Get What You Like, Like What You Get

LostThere has been a lot of rabid discussion of Lost as the TV series winds down. There are tons of articles and blog posts, but this one piece by James Poniewozik is probably a perfect distillation of the discussion. (Maybe you also want to read this long interview with Cuse and Lindelof .)

There’s a phenomenon I’ve noticed most of my life, but I seem to have become more aware of it over the last decade: People complaining about artistic works not being what they thought it should be.

Why was this new album not as upbeat as the last one? Why did she have to die at the end? You played that scene so over-the-top; wouldn’t it have been better if played in a more subdued manner?

In other words, it’s not “I didn’t like it.” Or “It didn’t work.” It’s Monday morning quarterbacking. It’s being a back seat driver. It’s wishing to control the direction of art, instead of just responding to the artist’s intentions and actions.

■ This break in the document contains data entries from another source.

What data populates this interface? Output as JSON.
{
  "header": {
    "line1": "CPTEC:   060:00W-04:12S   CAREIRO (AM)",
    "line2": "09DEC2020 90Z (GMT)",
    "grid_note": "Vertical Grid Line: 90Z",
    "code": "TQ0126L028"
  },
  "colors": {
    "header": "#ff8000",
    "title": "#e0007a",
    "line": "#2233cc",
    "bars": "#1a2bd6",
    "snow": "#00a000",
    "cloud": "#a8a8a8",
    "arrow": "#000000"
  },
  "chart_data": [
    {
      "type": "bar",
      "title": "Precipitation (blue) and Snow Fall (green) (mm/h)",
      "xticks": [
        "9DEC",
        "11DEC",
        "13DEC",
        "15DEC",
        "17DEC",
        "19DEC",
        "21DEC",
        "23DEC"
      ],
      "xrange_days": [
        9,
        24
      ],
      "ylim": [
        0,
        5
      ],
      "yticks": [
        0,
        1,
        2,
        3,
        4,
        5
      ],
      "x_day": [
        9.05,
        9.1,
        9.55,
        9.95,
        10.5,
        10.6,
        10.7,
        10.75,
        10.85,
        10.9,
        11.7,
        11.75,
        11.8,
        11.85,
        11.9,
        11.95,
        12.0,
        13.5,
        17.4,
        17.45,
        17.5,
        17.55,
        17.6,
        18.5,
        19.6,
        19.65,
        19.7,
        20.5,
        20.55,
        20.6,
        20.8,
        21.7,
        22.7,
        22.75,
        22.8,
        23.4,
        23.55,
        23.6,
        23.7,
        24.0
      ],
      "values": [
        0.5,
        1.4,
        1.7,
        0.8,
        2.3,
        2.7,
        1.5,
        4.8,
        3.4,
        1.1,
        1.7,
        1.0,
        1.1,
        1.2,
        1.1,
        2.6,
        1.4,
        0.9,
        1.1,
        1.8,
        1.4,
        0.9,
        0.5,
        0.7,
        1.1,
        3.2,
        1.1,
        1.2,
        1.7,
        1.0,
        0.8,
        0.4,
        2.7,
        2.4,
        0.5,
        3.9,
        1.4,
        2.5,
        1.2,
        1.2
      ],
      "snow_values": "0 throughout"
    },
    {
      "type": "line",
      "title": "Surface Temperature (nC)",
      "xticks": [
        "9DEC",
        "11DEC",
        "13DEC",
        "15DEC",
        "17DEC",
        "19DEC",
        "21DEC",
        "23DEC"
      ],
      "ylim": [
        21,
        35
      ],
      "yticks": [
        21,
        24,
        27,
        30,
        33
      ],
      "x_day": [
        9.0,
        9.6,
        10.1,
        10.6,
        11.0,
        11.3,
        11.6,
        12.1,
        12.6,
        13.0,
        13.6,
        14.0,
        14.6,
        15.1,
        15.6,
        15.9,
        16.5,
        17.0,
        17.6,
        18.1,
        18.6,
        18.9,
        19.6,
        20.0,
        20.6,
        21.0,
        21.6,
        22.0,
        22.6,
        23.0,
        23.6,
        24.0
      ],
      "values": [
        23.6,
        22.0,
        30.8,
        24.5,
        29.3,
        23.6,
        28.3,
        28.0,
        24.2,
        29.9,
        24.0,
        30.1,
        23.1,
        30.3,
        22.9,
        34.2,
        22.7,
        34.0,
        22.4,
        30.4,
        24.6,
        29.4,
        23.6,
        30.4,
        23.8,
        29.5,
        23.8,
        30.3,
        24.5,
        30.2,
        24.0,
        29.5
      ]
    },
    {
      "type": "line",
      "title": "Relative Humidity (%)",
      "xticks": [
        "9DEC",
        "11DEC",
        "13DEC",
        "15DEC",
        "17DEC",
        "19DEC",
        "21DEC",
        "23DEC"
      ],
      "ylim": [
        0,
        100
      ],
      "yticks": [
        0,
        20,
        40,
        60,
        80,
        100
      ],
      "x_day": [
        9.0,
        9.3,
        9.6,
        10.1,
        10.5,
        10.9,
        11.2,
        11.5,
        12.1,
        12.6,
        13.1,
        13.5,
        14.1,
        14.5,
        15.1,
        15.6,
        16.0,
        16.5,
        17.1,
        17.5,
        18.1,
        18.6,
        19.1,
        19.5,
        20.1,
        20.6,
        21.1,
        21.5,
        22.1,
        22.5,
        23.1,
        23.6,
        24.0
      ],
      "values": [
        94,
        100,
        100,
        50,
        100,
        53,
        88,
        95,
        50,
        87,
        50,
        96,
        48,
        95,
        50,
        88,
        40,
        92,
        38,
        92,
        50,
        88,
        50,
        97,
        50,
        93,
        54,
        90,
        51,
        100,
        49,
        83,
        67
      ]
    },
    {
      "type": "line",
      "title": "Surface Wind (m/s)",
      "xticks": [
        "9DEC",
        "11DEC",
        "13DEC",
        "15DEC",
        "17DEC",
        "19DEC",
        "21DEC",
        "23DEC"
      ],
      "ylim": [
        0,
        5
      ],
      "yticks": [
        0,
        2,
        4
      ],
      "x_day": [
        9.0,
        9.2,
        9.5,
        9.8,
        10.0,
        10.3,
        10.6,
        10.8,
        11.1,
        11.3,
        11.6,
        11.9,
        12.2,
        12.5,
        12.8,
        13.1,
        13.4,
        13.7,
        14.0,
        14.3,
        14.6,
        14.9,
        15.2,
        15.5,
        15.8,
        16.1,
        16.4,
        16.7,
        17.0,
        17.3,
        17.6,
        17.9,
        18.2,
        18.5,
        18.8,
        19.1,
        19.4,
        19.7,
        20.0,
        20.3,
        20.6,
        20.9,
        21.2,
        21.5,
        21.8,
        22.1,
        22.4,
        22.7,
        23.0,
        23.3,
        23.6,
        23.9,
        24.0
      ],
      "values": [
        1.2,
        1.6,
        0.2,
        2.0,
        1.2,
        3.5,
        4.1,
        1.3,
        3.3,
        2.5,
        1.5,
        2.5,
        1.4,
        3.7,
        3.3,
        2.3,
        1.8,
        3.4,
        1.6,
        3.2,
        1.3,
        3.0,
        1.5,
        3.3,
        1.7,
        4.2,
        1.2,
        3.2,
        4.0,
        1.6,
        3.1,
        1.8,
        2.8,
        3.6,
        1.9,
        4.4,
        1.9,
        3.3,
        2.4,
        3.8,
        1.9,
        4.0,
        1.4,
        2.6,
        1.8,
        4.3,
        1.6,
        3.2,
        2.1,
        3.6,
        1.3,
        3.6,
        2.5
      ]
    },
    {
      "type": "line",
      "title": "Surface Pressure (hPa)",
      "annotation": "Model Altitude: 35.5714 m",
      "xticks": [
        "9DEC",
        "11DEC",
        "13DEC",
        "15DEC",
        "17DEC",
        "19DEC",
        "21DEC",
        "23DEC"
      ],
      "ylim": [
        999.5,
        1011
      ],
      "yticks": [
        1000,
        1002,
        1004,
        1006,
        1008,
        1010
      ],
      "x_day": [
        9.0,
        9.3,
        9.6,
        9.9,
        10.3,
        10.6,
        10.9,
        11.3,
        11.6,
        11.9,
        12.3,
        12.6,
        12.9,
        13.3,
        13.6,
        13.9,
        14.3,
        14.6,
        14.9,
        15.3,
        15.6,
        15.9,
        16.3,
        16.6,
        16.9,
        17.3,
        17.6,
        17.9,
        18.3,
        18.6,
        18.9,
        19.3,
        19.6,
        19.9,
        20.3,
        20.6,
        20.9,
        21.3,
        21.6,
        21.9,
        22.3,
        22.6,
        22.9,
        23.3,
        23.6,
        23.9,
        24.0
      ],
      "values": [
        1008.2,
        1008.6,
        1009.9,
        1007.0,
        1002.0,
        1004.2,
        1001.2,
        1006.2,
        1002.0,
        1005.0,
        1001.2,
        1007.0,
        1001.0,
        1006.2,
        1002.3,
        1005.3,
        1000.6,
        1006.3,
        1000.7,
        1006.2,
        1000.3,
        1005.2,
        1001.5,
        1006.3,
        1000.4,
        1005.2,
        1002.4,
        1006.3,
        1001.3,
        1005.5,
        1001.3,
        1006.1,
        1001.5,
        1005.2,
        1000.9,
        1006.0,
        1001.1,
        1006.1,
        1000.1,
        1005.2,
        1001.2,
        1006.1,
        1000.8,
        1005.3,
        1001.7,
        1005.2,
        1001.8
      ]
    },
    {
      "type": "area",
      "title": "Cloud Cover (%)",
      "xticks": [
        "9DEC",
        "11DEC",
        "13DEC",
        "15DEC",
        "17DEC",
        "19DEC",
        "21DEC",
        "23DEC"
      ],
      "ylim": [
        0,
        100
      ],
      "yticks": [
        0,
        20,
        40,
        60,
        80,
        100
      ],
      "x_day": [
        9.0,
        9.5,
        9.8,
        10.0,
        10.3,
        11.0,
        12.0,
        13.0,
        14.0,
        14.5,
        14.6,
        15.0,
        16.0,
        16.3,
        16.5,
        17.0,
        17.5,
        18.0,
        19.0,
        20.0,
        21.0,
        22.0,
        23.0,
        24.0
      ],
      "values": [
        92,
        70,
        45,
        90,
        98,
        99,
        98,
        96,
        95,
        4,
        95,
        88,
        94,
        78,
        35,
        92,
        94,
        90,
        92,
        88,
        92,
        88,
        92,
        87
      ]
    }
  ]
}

In the post referenced above, Poniewozik wrote:

…the whole discussion is starting to remind me if the ending days of The Sopranos, when people were basically arguing that David Chase did not understand his own show. David Chase, by definition, understood The Sopranos. He just didn’t necessarily understand the version of it that you wanted him to make.

That sounds exactly correct.

I loved the ending of The Sopranos. It was widely reviled. That’s fair; you don’t have to like it.

But as I expressed in a blog post, you were flat-wrong if you thought David Chase had betrayed the show’s fans, because that was exactly the kind of show he wanted to make and had been making for six seasons.

And therefore, my feelings are this: You don’t like it? Go watch The Mentalist.